How do social signals then influence SEO?
Nonetheless, “social signals” have a strong impact on SEO – both directly and indirectly. Here is a list of the most important advantages of social signals and why every company that wants to rank well on Google should invest a lot of work in social media marketing:
1. Social media brings traffic & backlinks
We know that backlinks are one of the most important success factors. With 3.5 billion social media users worldwide, there is a good chance that a lot of shared posts will also appear in other blogs. The traffic that is shared by a lot also increases logically and that is additional traffic that would not arise without social media work.
2. Additional brand awareness
The many additional visitors help to increase brand awareness. Logical, because if good content is shared countless times on social networks, then it is very likely that the company will also gain new users or customers as a result.
Some studies have shown that direct traffic also has an impact on rankings.

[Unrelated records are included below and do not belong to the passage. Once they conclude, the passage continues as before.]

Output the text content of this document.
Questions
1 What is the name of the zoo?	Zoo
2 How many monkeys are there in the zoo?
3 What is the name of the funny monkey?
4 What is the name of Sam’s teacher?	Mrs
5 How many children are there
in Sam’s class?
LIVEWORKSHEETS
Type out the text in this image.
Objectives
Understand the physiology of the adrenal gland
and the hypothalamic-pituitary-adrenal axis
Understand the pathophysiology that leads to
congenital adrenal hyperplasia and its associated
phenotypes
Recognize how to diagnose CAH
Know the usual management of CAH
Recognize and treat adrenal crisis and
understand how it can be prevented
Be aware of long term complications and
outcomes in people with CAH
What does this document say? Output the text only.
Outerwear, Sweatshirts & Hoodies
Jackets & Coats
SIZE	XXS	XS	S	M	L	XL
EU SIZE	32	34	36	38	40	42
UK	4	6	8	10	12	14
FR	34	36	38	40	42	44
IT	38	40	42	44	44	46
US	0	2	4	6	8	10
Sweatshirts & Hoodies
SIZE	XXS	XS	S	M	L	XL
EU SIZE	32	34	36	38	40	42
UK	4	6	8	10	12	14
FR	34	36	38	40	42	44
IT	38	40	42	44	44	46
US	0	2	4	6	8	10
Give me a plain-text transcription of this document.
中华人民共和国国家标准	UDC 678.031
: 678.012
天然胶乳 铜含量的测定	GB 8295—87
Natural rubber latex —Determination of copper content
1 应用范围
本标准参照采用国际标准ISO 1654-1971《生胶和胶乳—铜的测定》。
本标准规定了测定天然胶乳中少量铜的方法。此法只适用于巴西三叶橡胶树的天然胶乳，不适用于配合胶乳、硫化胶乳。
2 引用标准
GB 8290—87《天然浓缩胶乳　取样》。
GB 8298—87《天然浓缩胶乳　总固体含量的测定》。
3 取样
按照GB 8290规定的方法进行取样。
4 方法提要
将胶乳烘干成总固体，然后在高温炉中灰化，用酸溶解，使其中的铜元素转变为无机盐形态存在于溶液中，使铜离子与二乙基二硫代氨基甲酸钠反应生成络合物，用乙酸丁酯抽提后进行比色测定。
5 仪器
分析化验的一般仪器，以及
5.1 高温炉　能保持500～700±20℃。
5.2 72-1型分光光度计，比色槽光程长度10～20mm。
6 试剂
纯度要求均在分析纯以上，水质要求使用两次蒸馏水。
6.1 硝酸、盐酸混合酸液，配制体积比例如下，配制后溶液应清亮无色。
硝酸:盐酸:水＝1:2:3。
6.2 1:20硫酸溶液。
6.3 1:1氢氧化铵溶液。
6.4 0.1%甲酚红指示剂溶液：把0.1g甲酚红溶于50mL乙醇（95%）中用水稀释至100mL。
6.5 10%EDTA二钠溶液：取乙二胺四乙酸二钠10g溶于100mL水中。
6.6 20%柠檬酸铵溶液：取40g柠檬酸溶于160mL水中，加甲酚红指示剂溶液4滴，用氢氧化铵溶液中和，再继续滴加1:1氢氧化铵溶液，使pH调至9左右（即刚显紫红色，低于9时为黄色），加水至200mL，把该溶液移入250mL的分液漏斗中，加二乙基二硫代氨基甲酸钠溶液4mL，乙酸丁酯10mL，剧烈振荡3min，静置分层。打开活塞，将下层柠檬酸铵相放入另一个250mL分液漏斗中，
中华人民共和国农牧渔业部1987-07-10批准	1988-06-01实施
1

Social media is a very good place to generate additional brand awareness. This is where the people are “gathered” and the people themselves become multipliers when they recommend a post to their friends.
3. Social media profiles rank (well) on Google
Social media profiles sometimes rank very quickly and very well in Google search results. This also increases brand awareness and also leads to additional traffic.
In addition, Google now shows the ratings of the profiles in the search results. So if you want to find out more about a company and read more about the reviews, you can refer to the profiles or reviews at any time.
4. Boost for local SEO
It’s no secret that having a “Google My Business” profile is especially helpful for local businesses and businesses. Because Google can list the company for local search results in relevant searches. In this way, local companies gain additional customers with the “My Business” profile.
In conclusion, it can be said that to date there is no clear evidence that “social signals” directly improve the rankings in the search results of the search engines.
But it is also a fact that social media and the “social signals” influence SEO in various other ways, which is why social media marketing should definitely be included in search engine optimization.